C’est Joris-Karl Huysmans qui a fait connaître Anne-Catherine Emmerick à Louis Massignon. La religieuse augustine stigmatisée occupe une place importante parmi les figures de mystiques féminines auxquelles il est attaché : Marie des Vallées, Mélanie Calvat, Violet Susman… Cet attachement est concrétisé par cinq pèlerinages de Louis Massignon à Dülmen, dont le premier en 1913 lors duquel il décide de se marier et de ne pas répondre à l’appel du désert.
Louis Massignon s’est beaucoup penché sur les visions retranscrites par Brentano. Il a cherché à défendre le récit des visions sous l’angle de cette compassion réparatrice. C’est en effet une stigmatisée « compatiente », qui ramène les autres vers le Christ. Les visions sont partie intégrante de son témoignage. Pour l’orientaliste, il y a d’abord le témoignage brut et authentique dans l’extase puis l’effort de stylisation entrepris pour le transmettre et le faire circuler. Anne-Catherine Emmerick a cherché avec son langage à dire ce qu’elle voyait, Clemens Brentano l’a stylisé pour le rendre plus lisible et intelligible, et donc répandre son témoignage. Pour Louis Massignon, il ne faut pas accuser le poète d’avoir fait œuvre de poète, la stylisation s’insère dans cette perspective de compassion, pour que le témoignage puisse toucher d’autres âmes. Néanmoins, il existait dans la relation entre la mystique et le poète une part de conflictualité que Louis Massignon ignorait.

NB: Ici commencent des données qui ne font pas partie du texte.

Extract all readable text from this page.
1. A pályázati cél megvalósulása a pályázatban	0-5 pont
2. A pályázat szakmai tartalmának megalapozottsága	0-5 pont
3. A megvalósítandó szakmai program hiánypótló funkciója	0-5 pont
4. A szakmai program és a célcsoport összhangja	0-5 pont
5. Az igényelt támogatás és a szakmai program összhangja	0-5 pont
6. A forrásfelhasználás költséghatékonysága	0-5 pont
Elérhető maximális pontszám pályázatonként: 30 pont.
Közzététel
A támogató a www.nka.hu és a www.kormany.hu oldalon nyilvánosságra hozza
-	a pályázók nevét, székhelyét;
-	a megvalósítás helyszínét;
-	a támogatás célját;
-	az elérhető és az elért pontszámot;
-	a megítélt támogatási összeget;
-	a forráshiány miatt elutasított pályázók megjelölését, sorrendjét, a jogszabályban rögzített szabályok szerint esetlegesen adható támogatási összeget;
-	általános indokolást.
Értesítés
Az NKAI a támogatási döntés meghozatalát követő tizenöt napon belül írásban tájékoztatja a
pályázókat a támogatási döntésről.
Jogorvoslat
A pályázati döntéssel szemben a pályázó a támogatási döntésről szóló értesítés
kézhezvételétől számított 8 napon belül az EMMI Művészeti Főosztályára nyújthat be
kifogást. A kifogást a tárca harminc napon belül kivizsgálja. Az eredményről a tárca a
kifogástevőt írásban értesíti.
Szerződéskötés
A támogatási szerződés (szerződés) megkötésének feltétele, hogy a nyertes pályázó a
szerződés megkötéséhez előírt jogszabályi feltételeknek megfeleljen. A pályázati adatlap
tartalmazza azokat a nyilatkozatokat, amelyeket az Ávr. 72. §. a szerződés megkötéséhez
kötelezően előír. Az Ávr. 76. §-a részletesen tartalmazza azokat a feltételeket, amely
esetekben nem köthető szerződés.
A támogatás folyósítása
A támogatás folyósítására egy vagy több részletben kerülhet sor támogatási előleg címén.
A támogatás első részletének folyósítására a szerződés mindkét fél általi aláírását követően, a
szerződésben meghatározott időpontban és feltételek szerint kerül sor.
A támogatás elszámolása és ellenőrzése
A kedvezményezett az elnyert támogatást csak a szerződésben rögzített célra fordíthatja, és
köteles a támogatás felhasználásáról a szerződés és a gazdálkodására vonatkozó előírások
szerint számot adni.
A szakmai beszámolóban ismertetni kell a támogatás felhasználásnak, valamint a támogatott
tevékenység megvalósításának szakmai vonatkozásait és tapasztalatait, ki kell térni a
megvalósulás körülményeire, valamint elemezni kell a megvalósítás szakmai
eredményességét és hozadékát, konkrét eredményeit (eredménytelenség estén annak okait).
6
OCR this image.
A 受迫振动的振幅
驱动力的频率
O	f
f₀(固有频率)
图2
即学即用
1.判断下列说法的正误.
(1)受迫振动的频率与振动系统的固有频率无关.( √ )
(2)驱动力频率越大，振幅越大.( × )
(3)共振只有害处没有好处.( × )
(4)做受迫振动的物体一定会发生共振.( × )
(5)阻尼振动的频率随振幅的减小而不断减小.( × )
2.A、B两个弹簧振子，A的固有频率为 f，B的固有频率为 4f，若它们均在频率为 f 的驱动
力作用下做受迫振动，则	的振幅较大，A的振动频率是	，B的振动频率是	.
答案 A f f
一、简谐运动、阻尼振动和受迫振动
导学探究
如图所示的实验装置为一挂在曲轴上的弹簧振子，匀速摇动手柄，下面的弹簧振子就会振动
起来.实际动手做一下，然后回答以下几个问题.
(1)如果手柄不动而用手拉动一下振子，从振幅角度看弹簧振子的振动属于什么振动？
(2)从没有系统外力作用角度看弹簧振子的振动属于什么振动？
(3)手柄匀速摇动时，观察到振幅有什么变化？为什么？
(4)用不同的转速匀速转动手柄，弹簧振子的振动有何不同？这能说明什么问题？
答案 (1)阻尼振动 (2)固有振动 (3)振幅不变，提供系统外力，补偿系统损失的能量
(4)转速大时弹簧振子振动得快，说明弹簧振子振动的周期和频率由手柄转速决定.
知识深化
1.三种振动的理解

Marqué par cette « courbe de vie » héroïque, Louis Massignon a cherché à promouvoir sa cause. C’est dans cette perspective qu’il crée en 1952 l’Association des Amis d’Éphèse et d’Anne-Catherine Emmerick qui « se consacre à la méditation du mystère marial d’Éphèse » et étudie « pour les aplanir, les difficultés qui retardent la marche du procès informatif de la cause de la vén. A.C. Emmerick en Cour de Rome ». Pour lui, le témoignage de la mystique allemande se rattache au sanctuaire et lieu présumé de l’Assomption de la Vierge Marie à Éphèse, ainsi qu’au réveil miraculeux des Sept Dormants d’Éphèse. La stigmatisée allemande est médiatrice auprès de la Vierge comme celle-ci l’est auprès de son Fils. Anne-Catherine Emmerick est un témoin intégral dont la vocation profonde est d’intercéder pour les pécheurs et expier leurs péchés. Cette proximité entre Éphèse et la mystique allemande est renforcée par la frappante ressemblance entre la Maison de Marie à Éphèse décrite dans les visions et le site réel, preuve pour Louis Massignon d’une solidarité dans l’intercession. La stigmatisée rejoint le mystère marial : ces deux figures symbolisent la douleur changée en consolation, de la souffrance devenant joie, et d’une compassion vécue héroïquement malgré les blessures intérieures et extérieures. En cela, elle demeure pour Louis Massignon l’un des plus beaux exemples de vies chrétiennes menées jusqu’au pur amour.
Citations :
« Le don par Huysmans d’Emmerick à Massignon est également don de Massignon à Emmerick, dans le mystère de la compassion et de la co-rédemption mariales. Louis Massignon l’a bien perçu ainsi qui, depuis ses fiançailles en 1913, jusqu’au rêve du linceul de feu d’Abraham, confiera toute sa vie à Anne-Catherine Emmerick. La méditation de l’admirable vie de la mystique allemande lui fera approfondir inlassablement ce mystère de réparation – une des lignes forces de sa spiritualité –, qui trouvera une de ses plus belles expressions dans le vœu de réparation filiale le liant à Violet Susman sous la conduite et la protection de leur commun ami Stéphane Yamamoto [Shinjiro]. Louis Massignon effectuera cinq pèlerinages à Dülmen, sur les lieux jadis sanctifiés par la vie de réparation d’Anne-Catherine Emmerick et sur sa tombe. Il y viendra en septembre 1951 avec son épouse, à leur retour d’Éphèse, soulignant ainsi de façon explicite le lien entre la mystique et l’une de ses plus significatives révélations : le lieu de la Dormition de la Vierge Marie. »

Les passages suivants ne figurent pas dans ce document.